Wednesday, January 06, 2010

MIT Technology Review profiles Esther Duflo


A few years ago, economist Esther Duflo, PhD '99, found a problem that threatened to stump her. In the rural villages of Udaipur, a district in northern India with one of the worst child mortality rates in the world, parents were spurning health clinics' offer of free immunizations against deadly diseases such as measles and tuberculosis. Only 2 percent of local children were being immunized by age two.

Duflo, MIT's Abdul Latif Jameel Professor of Poverty Alleviation and Development Economics, specializes in finding unorthodox ways to help the world's poor. So she concocted an experiment with MIT-based collaborators Abhijit Banerjee and Rachel Glennerster, along with officials from Seva Mandir, a local nongovernmental organization. In some villages, they offered parents about two pounds of free lentils when they brought their children in for shots. Before long, families started streaming into these clinics. About four in 10 children got immunized where free lentils were available.

According to mainstream economic thinking, the success of the lentil giveaway made no sense.[...]
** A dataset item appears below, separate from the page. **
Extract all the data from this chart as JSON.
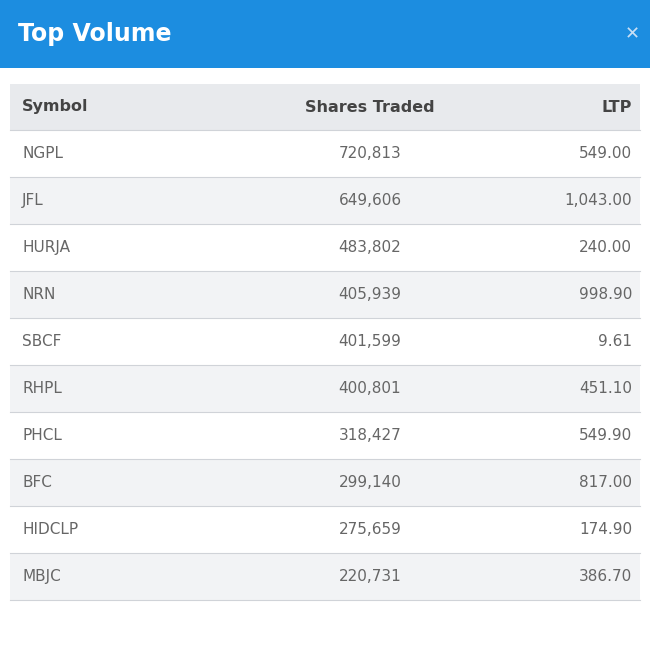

The profile is by Peter Dizikes. Prof. Duflo is a 2009 MacArthur 'Genius' Fellowship winner. Her colleague and collaborator, Prof. Abhijit Banerjee won the Infosys Science Prize for humanities / social sciences.

1 Comments:

  1. Rahul Siddharthan said...

    If mainstream economists said it made no sense, then they need to get out a bit more. Lentils aren't "cheap" for the poor in India. The shots may be free, but taking time off to go to the public health centre would not have been tempting if they were unaware and insufficiently educated about the benefits of the shots. (Who wants to visit a doctor when not unwell? Many of us procrastinate even when we are unwell.)

    I suppose Duflo thought about all that: presumably she tried it because she expected it to have a chance of succeeding.